Newestindonesia.co.id, Kejaksaan Tinggi (Kejati) Lampung menetapkan mantan Gubernur Lampung, Arinal Djunaidi, sebagai tersangka dalam kasus dugaan korupsi pengelolaan dana Participating Interest (PI) 10 persen pada Wilayah Kerja Offshore South East Sumatera (WK OSES).
Penetapan tersangka dilakukan usai Arinal menjalani pemeriksaan intensif oleh penyidik pidana khusus Kejati Lampung pada Selasa (28/4/2026).

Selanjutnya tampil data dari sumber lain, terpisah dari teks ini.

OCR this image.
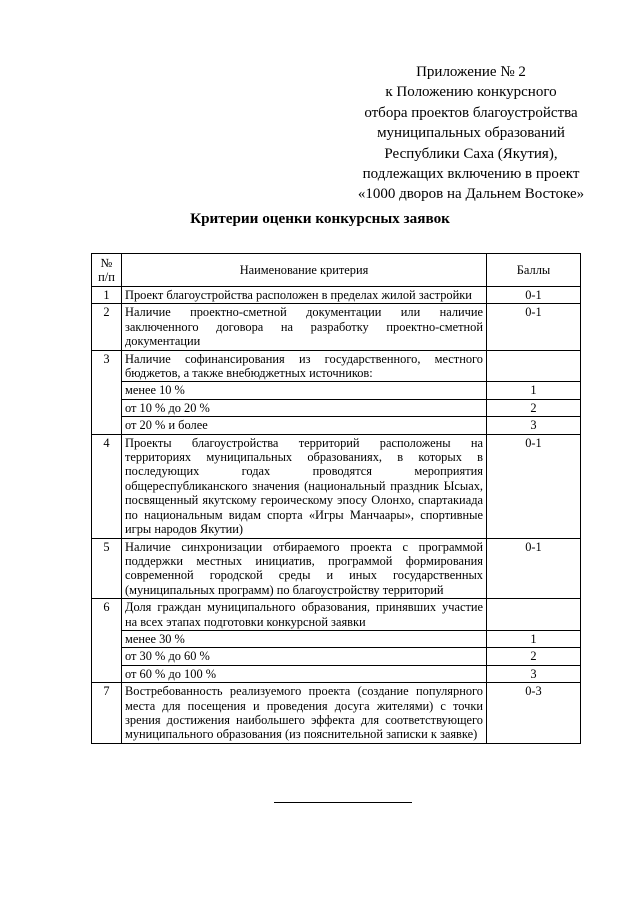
Приложение № 2
к Положению конкурсного
отбора проектов благоустройства
муниципальных образований
Республики Саха (Якутия),
подлежащих включению в проект
«1000 дворов на Дальнем Востоке»
Критерии оценки конкурсных заявок
№
п/п	Наименование критерия	Баллы
1	Проект благоустройства расположен в пределах жилой застройки	0-1
2	Наличие проектно-сметной документации или наличие заключенного договора на разработку проектно-сметной документации	0-1
3	Наличие софинансирования из государственного, местного бюджетов, а также внебюджетных источников:	
	менее 10 %	1
	от 10 % до 20 %	2
	от 20 % и более	3
4	Проекты благоустройства территорий расположены на территориях муниципальных образованиях, в которых в последующих годах проводятся мероприятия общереспубликанского значения (национальный праздник Ысыах, посвященный якутскому героическому эпосу Олонхо, спартакиада по национальным видам спорта «Игры Манчаары», спортивные игры народов Якутии)	0-1
5	Наличие синхронизации отбираемого проекта с программой поддержки местных инициатив, программой формирования современной городской среды и иных государственных (муниципальных программ) по благоустройству территорий	0-1
6	Доля граждан муниципального образования, принявших участие на всех этапах подготовки конкурсной заявки	
	менее 30 %	1
	от 30 % до 60 %	2
	от 60 % до 100 %	3
7	Востребованность реализуемого проекта (создание популярного места для посещения и проведения досуга жителями) с точки зрения достижения наибольшего эффекта для соответствующего муниципального образования (из пояснительной записки к заявке)	0-3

Pantauan di lokasi, Arinal keluar dari ruang pemeriksaan mengenakan rompi tahanan berwarna merah muda dan langsung digiring menuju mobil tahanan dengan pengawalan ketat petugas kejaksaan. Ia tampak tertunduk dan tidak memberikan komentar kepada awak media.

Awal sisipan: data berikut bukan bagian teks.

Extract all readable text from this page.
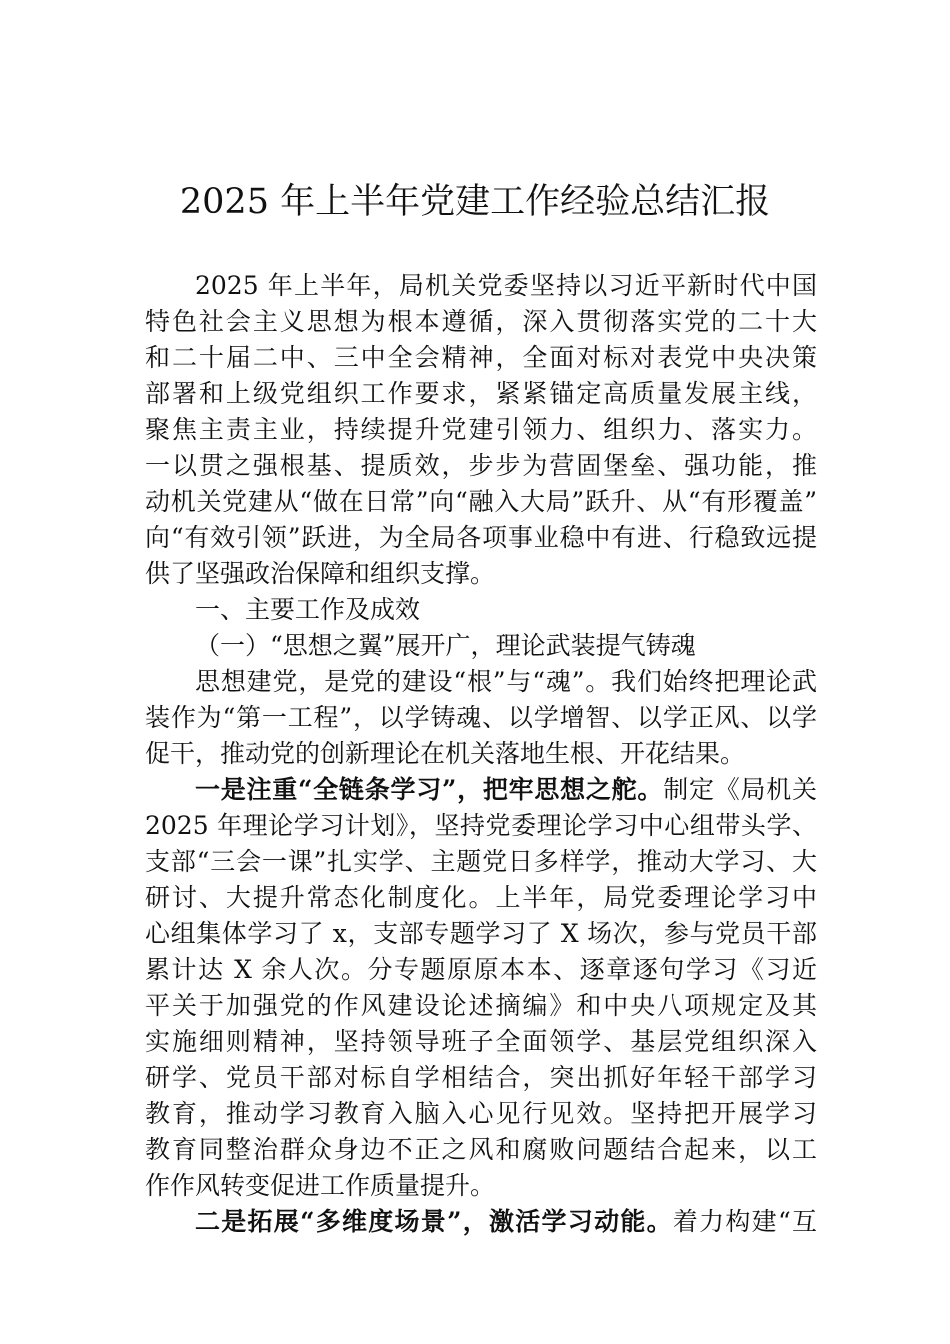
2025 年上半年党建工作经验总结汇报
2025 年上半年，局机关党委坚持以习近平新时代中国
特色社会主义思想为根本遵循，深入贯彻落实党的二十大
和二十届二中、三中全会精神，全面对标对表党中央决策
部署和上级党组织工作要求，紧紧锚定高质量发展主线，
聚焦主责主业，持续提升党建引领力、组织力、落实力。
一以贯之强根基、提质效，步步为营固堡垒、强功能，推
动机关党建从“做在日常”向“融入大局”跃升、从“有形覆盖”
向“有效引领”跃进，为全局各项事业稳中有进、行稳致远提
供了坚强政治保障和组织支撑。
一、主要工作及成效
（一）“思想之翼”展开广，理论武装提气铸魂
思想建党，是党的建设“根”与“魂”。我们始终把理论武
装作为“第一工程”，以学铸魂、以学增智、以学正风、以学
促干，推动党的创新理论在机关落地生根、开花结果。
一是注重“全链条学习”，把牢思想之舵。制定《局机关
2025 年理论学习计划》，坚持党委理论学习中心组带头学、
支部“三会一课”扎实学、主题党日多样学，推动大学习、大
研讨、大提升常态化制度化。上半年，局党委理论学习中
心组集体学习了 x，支部专题学习了 X 场次，参与党员干部
累计达 X 余人次。分专题原原本本、逐章逐句学习《习近
平关于加强党的作风建设论述摘编》和中央八项规定及其
实施细则精神，坚持领导班子全面领学、基层党组织深入
研学、党员干部对标自学相结合，突出抓好年轻干部学习
教育，推动学习教育入脑入心见行见效。坚持把开展学习
教育同整治群众身边不正之风和腐败问题结合起来，以工
作作风转变促进工作质量提升。
二是拓展“多维度场景”，激活学习动能。着力构建“互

Kepala Kejati Lampung, Danang Suryo Wibowo, mengatakan penyidik telah mengantongi alat bukti yang cukup untuk menetapkan Arinal sebagai tersangka.
“Penyidik telah melakukan pemeriksaan terhadap saudara ARD dan telah cukup alat bukti untuk menetapkan yang bersangkutan sebagai tersangka,” kata Danang kepada wartawan, Selasa (28/4/2026) dikutip melalui detikSumbagsel.
Setelah ditetapkan sebagai tersangka, Arinal langsung ditahan di Rumah Tahanan Way Hui, Bandar Lampung.
“Selanjutnya, saudara ARD dilakukan penahanan di Rutan Way Hui Bandar Lampung,” ujar Danang.
Kasus yang menjerat Arinal berkaitan dengan dugaan korupsi pengelolaan dana Participating Interest 10 persen pada PT Lampung Energi Berjaya (LEB). Dana PI tersebut berasal dari wilayah kerja Offshore South East Sumatera (WK OSES) dengan nilai mencapai 17,286 juta dolar AS atau sekitar Rp271 miliar.
Sebelumnya, Kejati Lampung telah lebih dahulu menetapkan tiga petinggi PT LEB sebagai tersangka dalam perkara tersebut. Mereka adalah Heri Wardoyo selaku komisaris PT LEB, M Hermawan Eriadi sebagai Direktur Utama PT LEB, dan Budi Kurniawan selaku Direktur Operasional PT LEB.
Dalam proses penyidikan, Arinal juga sempat beberapa kali dipanggil penyidik untuk dimintai keterangan. Namun, berdasarkan laporan sejumlah media lokal, ia sempat mangkir dari panggilan pemeriksaan sebelum akhirnya memenuhi panggilan terbaru dari Kejati Lampung.
Kejati Lampung menyebut perkara ini diduga menyebabkan kerugian negara mencapai Rp268,76 miliar berdasarkan hasil audit Badan Pengawasan Keuangan dan Pembangunan (BPKP) Lampung.
Penetapan Arinal sebagai tersangka menjadi babak baru dalam pengusutan dugaan korupsi dana PI di Lampung. Kasus ini juga menjadi perhatian publik karena menyeret mantan kepala daerah yang pernah memimpin Provinsi Lampung periode 2019-2024.
(DAW)
Dapatkan update berita terkini langsung di WhatsApp Anda.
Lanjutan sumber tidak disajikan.